L’I. O. Borrelli unica istituzione scolastica della regione ad aver vinto il finanziamento per il progetto #lamiascuolaccogliente bandito dal MIUR nel novembre del 2015. Un’iniziativa per riqualificare, abbellire, valorizzare gli ambienti scolastici, insediando laboratori permanenti che stimolino la creatività degli studenti, favoriscano le esigenze degli istituti e li rendano maggiormente aperti al territorio e in grado di favorire processi di integrazione e multiculturalismo. In breve, un bando per scuole più accoglienti.
L’idea progettuale del Borrelli è quella di trasformare il patio, l’entrata e tutti i corridoi del Liceo Classico in una galleria di immagini celebri, “rubate” ai più grandi pittori e scultori di tutti i tempi e suddivisa in tematiche. Sarà un lavoro di ricerca, selezione iconografica, approfondimento e realizzazione, ridisegnando spazi anonimi a misura della comunità umana e culturale. Il progetto prevede anche la realizzazione del caffè letterario del Borrelli, uno spazio di scambio e libera espressione in cui ognuno, studente o docente, possa riconoscersi.

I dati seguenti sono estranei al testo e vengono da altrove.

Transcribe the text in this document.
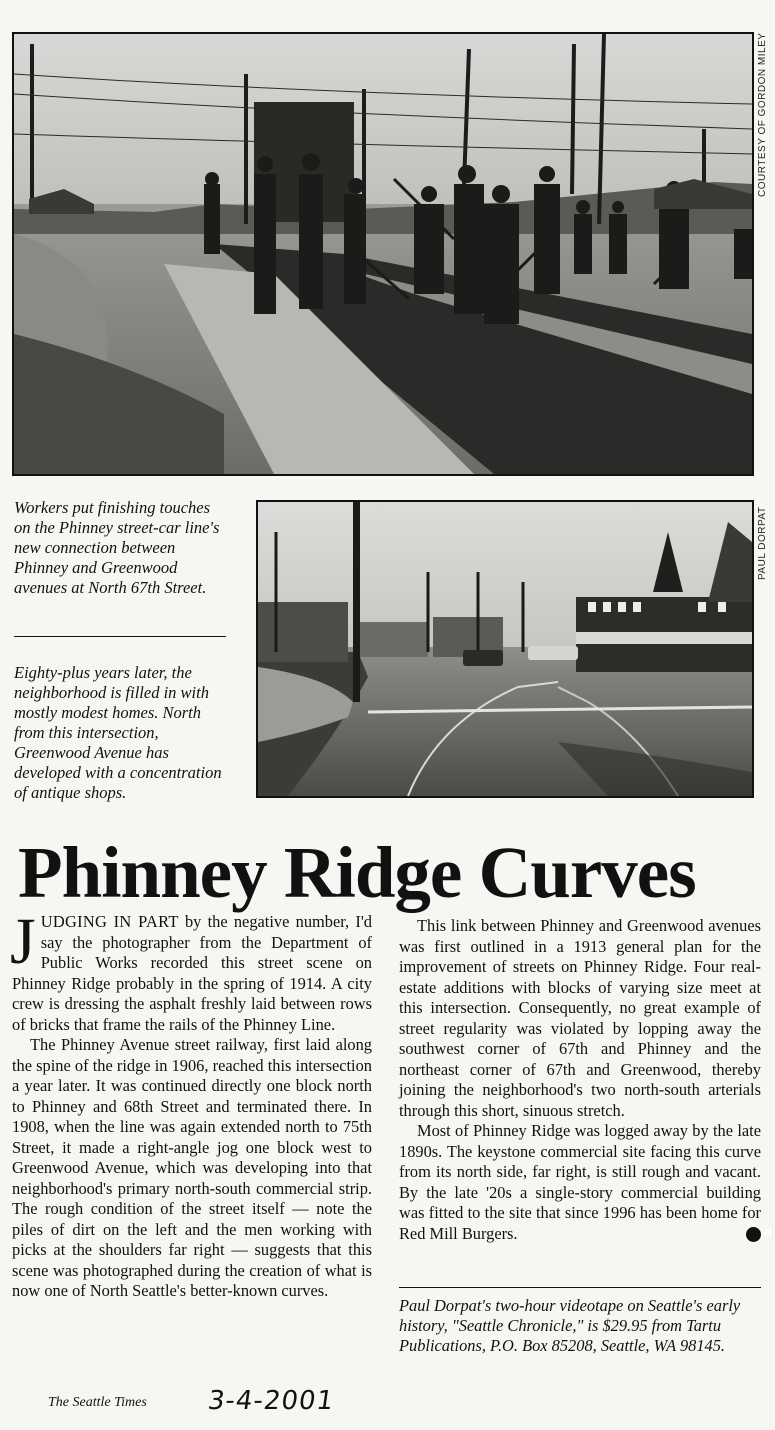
COURTESY OF GORDON MILEY
Workers put finishing touches on the Phinney street-car line's new connection between Phinney and Greenwood avenues at North 67th Street.
Eighty-plus years later, the neighborhood is filled in with mostly modest homes. North from this intersection, Greenwood Avenue has developed with a concentration of antique shops.
PAUL DORPAT
Phinney Ridge Curves

JUDGING IN PART by the negative number, I'd say the photographer from the Department of Public Works recorded this street scene on Phinney Ridge probably in the spring of 1914. A city crew is dressing the asphalt freshly laid between rows of bricks that frame the rails of the Phinney Line.

The Phinney Avenue street railway, first laid along the spine of the ridge in 1906, reached this intersection a year later. It was continued directly one block north to Phinney and 68th Street and terminated there. In 1908, when the line was again extended north to 75th Street, it made a right-angle jog one block west to Greenwood Avenue, which was developing into that neighborhood's primary north-south commercial strip. The rough condition of the street itself — note the piles of dirt on the left and the men working with picks at the shoulders far right — suggests that this scene was photographed during the creation of what is now one of North Seattle's better-known curves.

This link between Phinney and Greenwood avenues was first outlined in a 1913 general plan for the improvement of streets on Phinney Ridge. Four real-estate additions with blocks of varying size meet at this intersection. Consequently, no great example of street regularity was violated by lopping away the southwest corner of 67th and Phinney and the northeast corner of 67th and Greenwood, thereby joining the neighborhood's two north-south arterials through this short, sinuous stretch.

Most of Phinney Ridge was logged away by the late 1890s. The keystone commercial site facing this curve from its north side, far right, is still rough and vacant. By the late '20s a single-story commercial building was fitted to the site that since 1996 has been home for Red Mill Burgers.	P

Paul Dorpat's two-hour videotape on Seattle's early history, "Seattle Chronicle," is $29.95 from Tartu Publications, P.O. Box 85208, Seattle, WA 98145.
The Seattle Times 3-4-2001
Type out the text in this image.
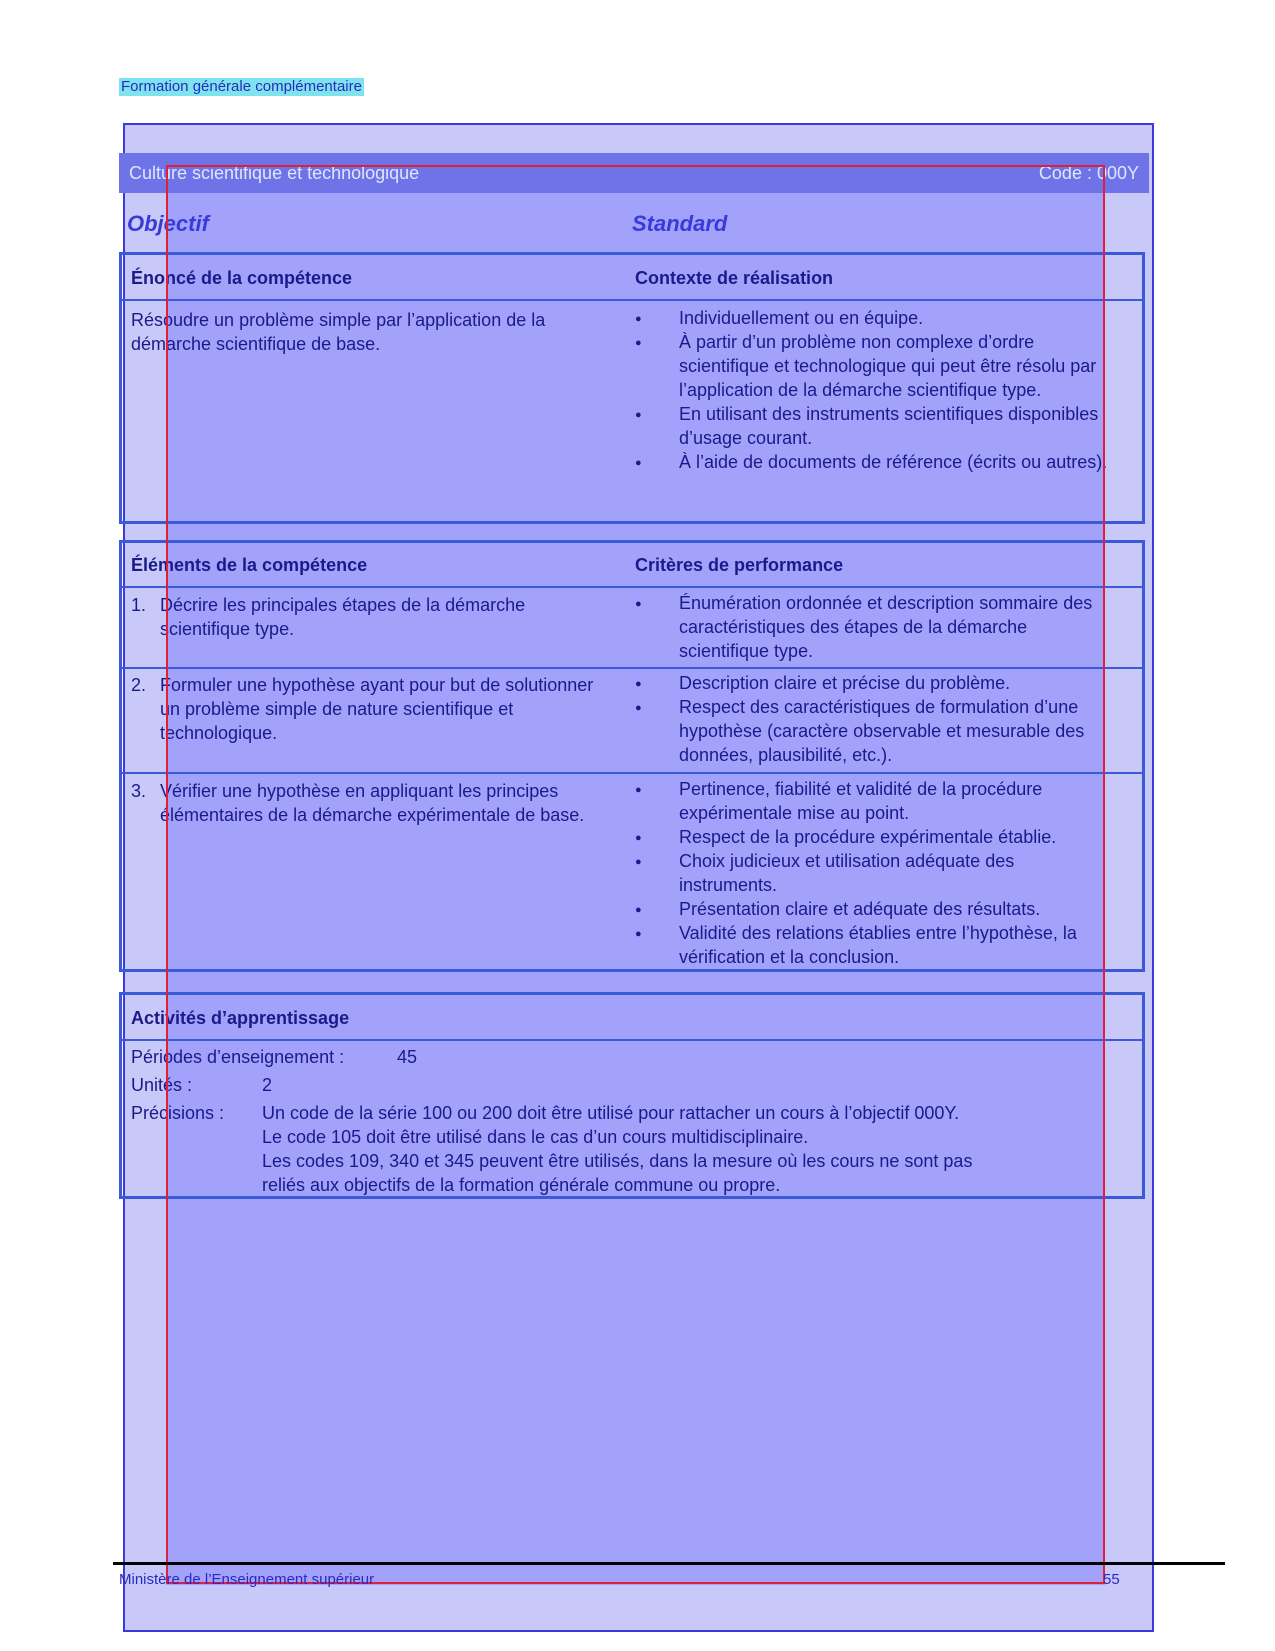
Formation générale complémentaire
Culture scientifique et technologique	Code : 000Y
Objectif	Standard
Énoncé de la compétence	Contexte de réalisation
Résoudre un problème simple par l’application de la démarche scientifique de base.
● Individuellement ou en équipe.
● À partir d’un problème non complexe d’ordre scientifique et technologique qui peut être résolu par l’application de la démarche scientifique type.
● En utilisant des instruments scientifiques disponibles d’usage courant.
● À l’aide de documents de référence (écrits ou autres).
Éléments de la compétence	Critères de performance
1. Décrire les principales étapes de la démarche scientifique type.
● Énumération ordonnée et description sommaire des caractéristiques des étapes de la démarche scientifique type.
2. Formuler une hypothèse ayant pour but de solutionner un problème simple de nature scientifique et technologique.
● Description claire et précise du problème.
● Respect des caractéristiques de formulation d’une hypothèse (caractère observable et mesurable des données, plausibilité, etc.).
3. Vérifier une hypothèse en appliquant les principes élémentaires de la démarche expérimentale de base.
● Pertinence, fiabilité et validité de la procédure expérimentale mise au point.
● Respect de la procédure expérimentale établie.
● Choix judicieux et utilisation adéquate des instruments.
● Présentation claire et adéquate des résultats.
● Validité des relations établies entre l’hypothèse, la vérification et la conclusion.
Activités d’apprentissage
Périodes d’enseignement :	45
Unités :	2
Précisions : Un code de la série 100 ou 200 doit être utilisé pour rattacher un cours à l’objectif 000Y.
Le code 105 doit être utilisé dans le cas d’un cours multidisciplinaire.
Les codes 109, 340 et 345 peuvent être utilisés, dans la mesure où les cours ne sont pas
reliés aux objectifs de la formation générale commune ou propre.
Ministère de l’Enseignement supérieur	55
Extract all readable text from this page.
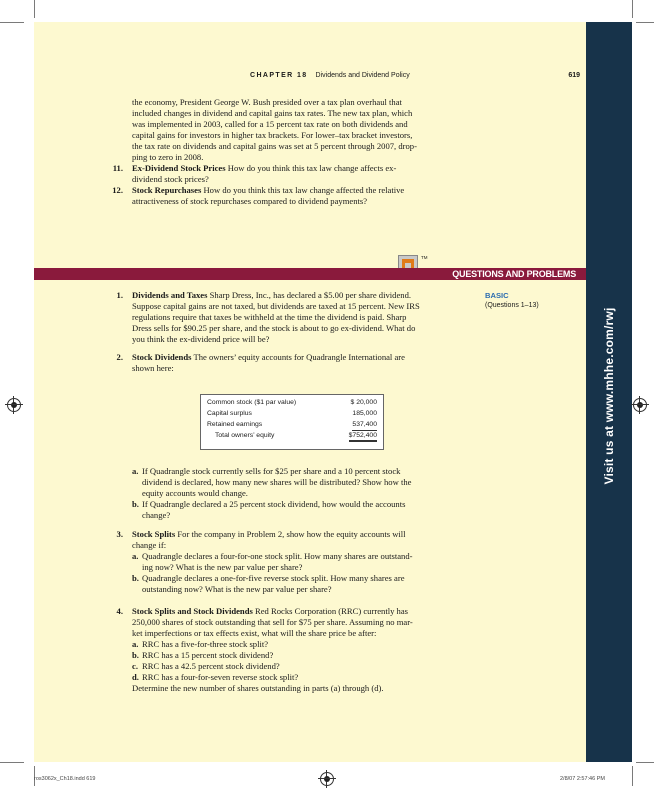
Visit us at www.mhhe.com/rwj
CHAPTER 18 Dividends and Dividend Policy	619
the economy, President George W. Bush presided over a tax plan overhaul that
included changes in dividend and capital gains tax rates. The new tax plan, which
was implemented in 2003, called for a 15 percent tax rate on both dividends and
capital gains for investors in higher tax brackets. For lower–tax bracket investors,
the tax rate on dividends and capital gains was set at 5 percent through 2007, drop-
ping to zero in 2008.
11. Ex-Dividend Stock Prices How do you think this tax law change affects ex-
dividend stock prices?
12. Stock Repurchases How do you think this tax law change affected the relative
attractiveness of stock repurchases compared to dividend payments?
TM
QUESTIONS AND PROBLEMS
BASIC
(Questions 1–13)
1. Dividends and Taxes Sharp Dress, Inc., has declared a $5.00 per share dividend.
Suppose capital gains are not taxed, but dividends are taxed at 15 percent. New IRS
regulations require that taxes be withheld at the time the dividend is paid. Sharp
Dress sells for $90.25 per share, and the stock is about to go ex-dividend. What do
you think the ex-dividend price will be?
2. Stock Dividends The owners’ equity accounts for Quadrangle International are
shown here:
Common stock ($1 par value)	$ 20,000
Capital surplus	185,000
Retained earnings	537,400
Total owners’ equity	$752,400
a. If Quadrangle stock currently sells for $25 per share and a 10 percent stock
dividend is declared, how many new shares will be distributed? Show how the
equity accounts would change.
b. If Quadrangle declared a 25 percent stock dividend, how would the accounts
change?
3. Stock Splits For the company in Problem 2, show how the equity accounts will
change if:
a. Quadrangle declares a four-for-one stock split. How many shares are outstand-
ing now? What is the new par value per share?
b. Quadrangle declares a one-for-five reverse stock split. How many shares are
outstanding now? What is the new par value per share?
4. Stock Splits and Stock Dividends Red Rocks Corporation (RRC) currently has
250,000 shares of stock outstanding that sell for $75 per share. Assuming no mar-
ket imperfections or tax effects exist, what will the share price be after:
a. RRC has a five-for-three stock split?
b. RRC has a 15 percent stock dividend?
c. RRC has a 42.5 percent stock dividend?
d. RRC has a four-for-seven reverse stock split?
Determine the new number of shares outstanding in parts (a) through (d).
ros3062x_Ch18.indd 619	2/8/07 2:57:46 PM
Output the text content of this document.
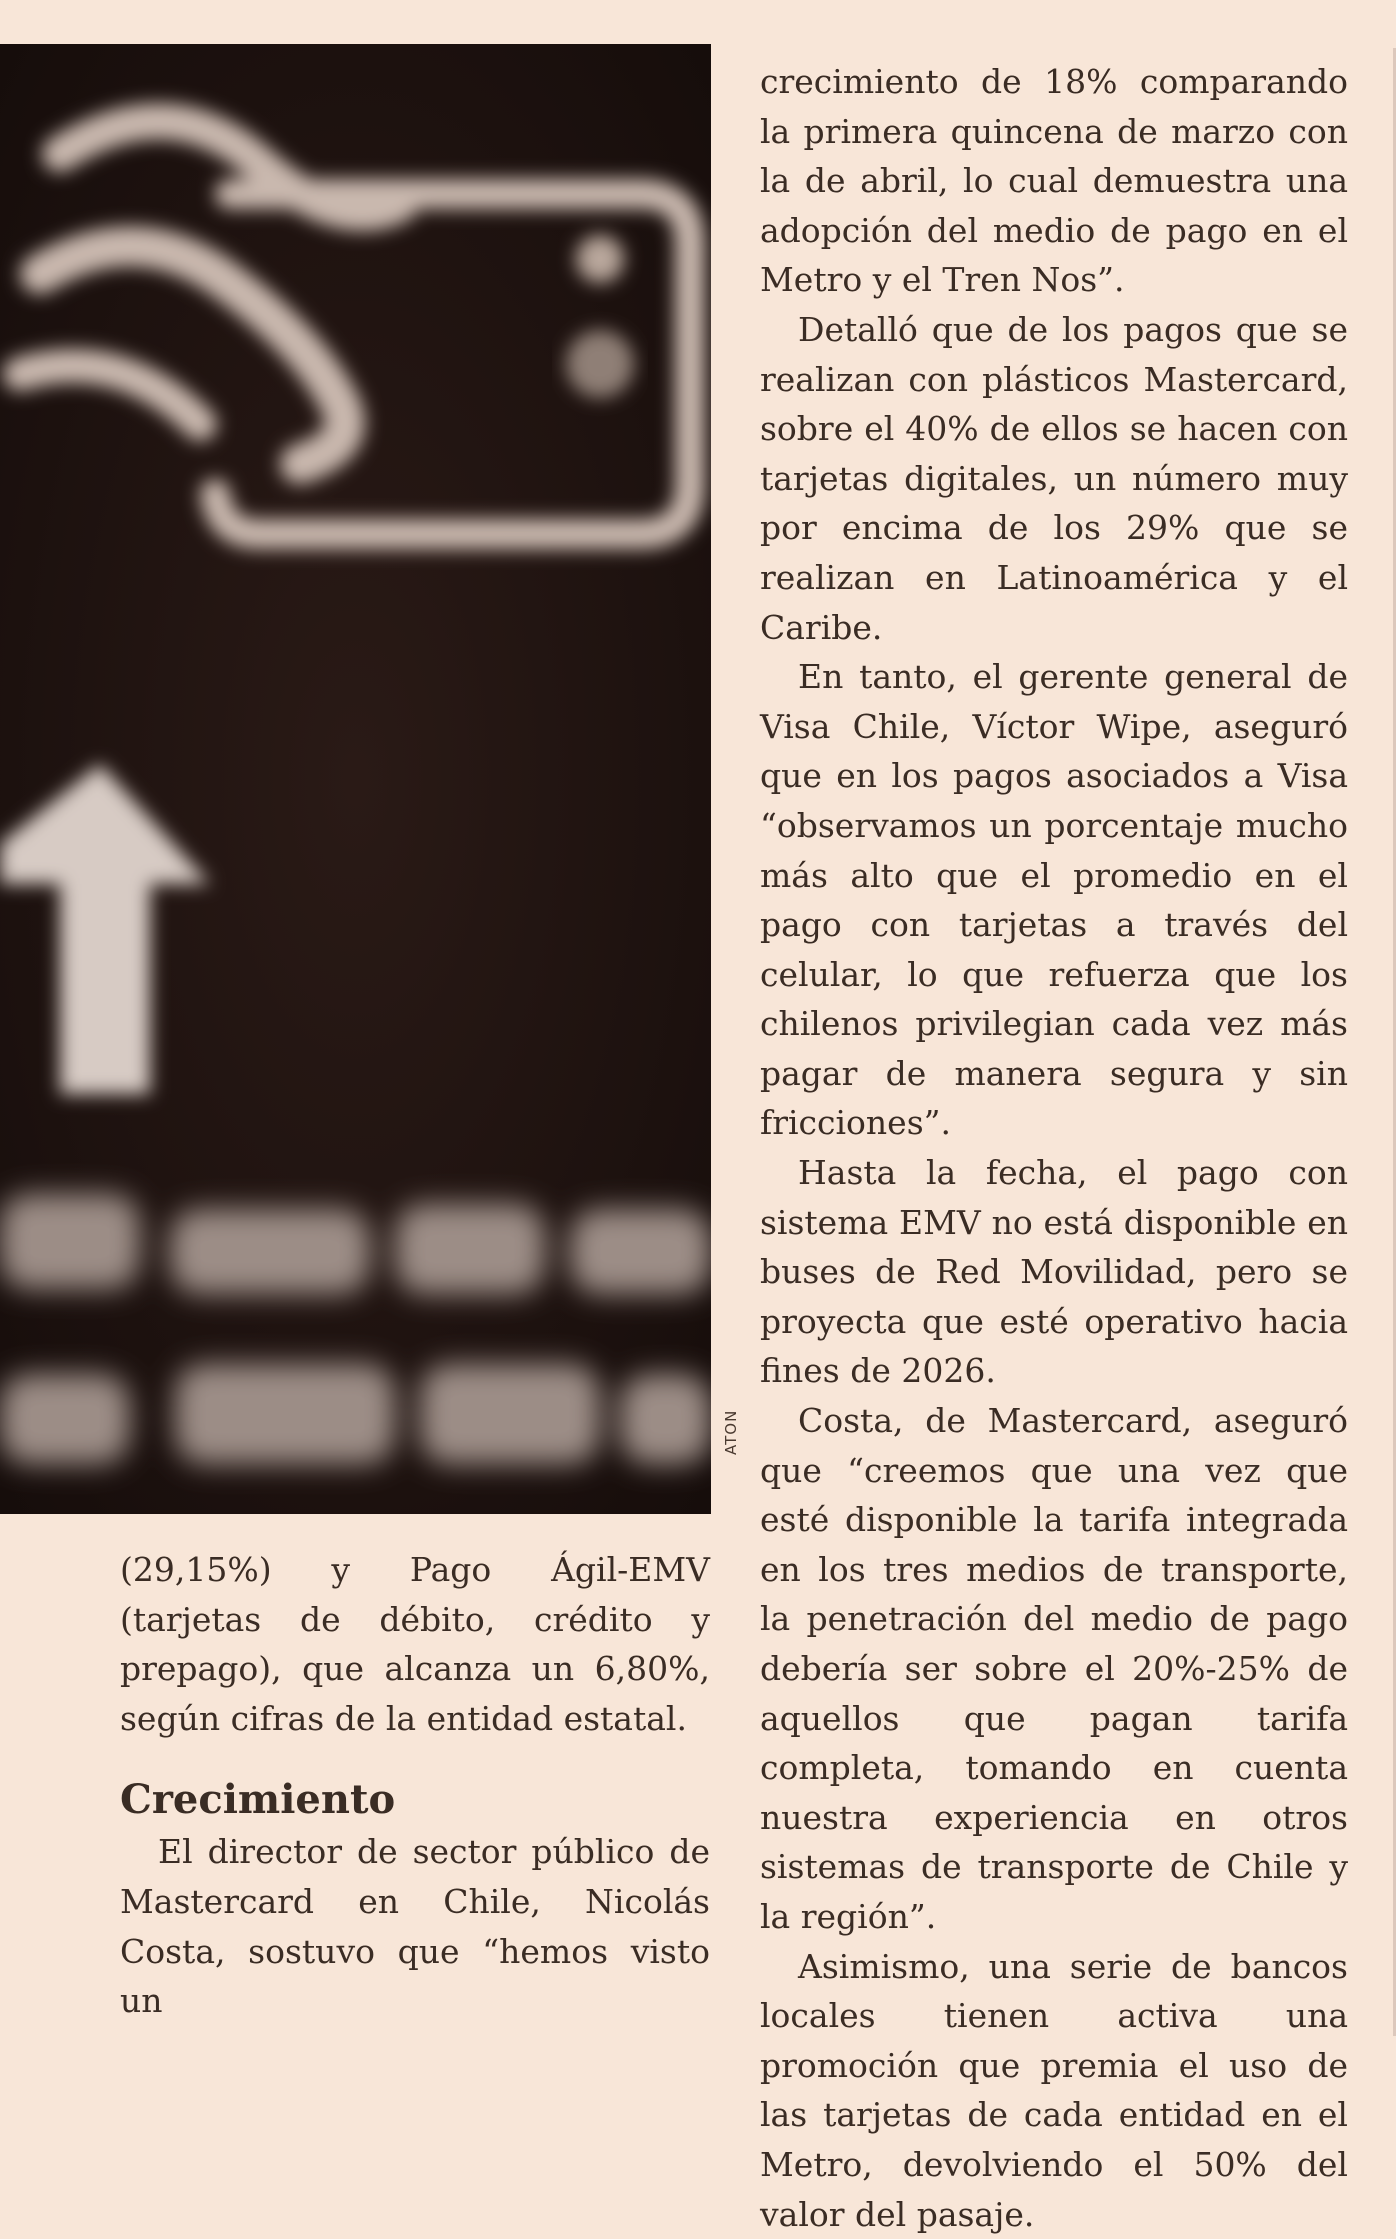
ATON

(29,15%) y Pago Ágil-EMV (tarjetas de débito, crédito y prepago), que alcanza un 6,80%, según cifras de la entidad estatal.

Crecimiento

El director de sector público de Mastercard en Chile, Nicolás Costa, sostuvo que “hemos visto un

crecimiento de 18% comparando la primera quincena de marzo con la de abril, lo cual demuestra una adopción del medio de pago en el Metro y el Tren Nos”.

Detalló que de los pagos que se realizan con plásticos Mastercard, sobre el 40% de ellos se hacen con tarjetas digitales, un número muy por encima de los 29% que se realizan en Latinoamérica y el Caribe.

En tanto, el gerente general de Visa Chile, Víctor Wipe, aseguró que en los pagos asociados a Visa “observamos un porcentaje mucho más alto que el promedio en el pago con tarjetas a través del celular, lo que refuerza que los chilenos privilegian cada vez más pagar de manera segura y sin fricciones”.

Hasta la fecha, el pago con sistema EMV no está disponible en buses de Red Movilidad, pero se proyecta que esté operativo hacia fines de 2026.

Costa, de Mastercard, aseguró que “creemos que una vez que esté disponible la tarifa integrada en los tres medios de transporte, la penetración del medio de pago debería ser sobre el 20%-25% de aquellos que pagan tarifa completa, tomando en cuenta nuestra experiencia en otros sistemas de transporte de Chile y la región”.

Asimismo, una serie de bancos locales tienen activa una promoción que premia el uso de las tarjetas de cada entidad en el Metro, devolviendo el 50% del valor del pasaje.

Per molto tempo l’aula è stata il luogo principale dell’istruzione scolastica; gli altri spazi erano strumentali o accessori alla sua centralità: ogni luogo della scuola era pensato per un impiego specifico e restava inutilizzato quando non veniva svolto quel tipo di attività a esso destinata.
Oggi sorge la necessità di vedere la scuola come uno spazio unico e integrato in cui i vari microambienti, finalizzati a scopi diversificati, hanno la stessa dignità e risultano flessibili, abitabili e in grado di accogliere in ogni momento le persone. Si tratta di spazi che presentano un adeguato livello di funzionalità, comfort e benessere per realizzare le molteplici attività della scuola.
L’istituto vuole offrire, guardando al modello danese, ambienti polifunzionali in cui gli studenti possono stare mattina e pomeriggio in continuità, lavorando in gruppi, rilassandosi nel giardino attrezzato, leggendo un libro, partecipando a eventi che coinvolgono l’intera comunità scolastica, usando le opportunità della scuola anche oltre l’orario scolastico.
La presentazione del progetto esecutivo – che si avvarrà della collaborazione di esperti e di associazioni del territorio – avverrà entro la fine dell’anno scolastico in corso; la realizzazione degli interventi è prevista entro l’anno solare.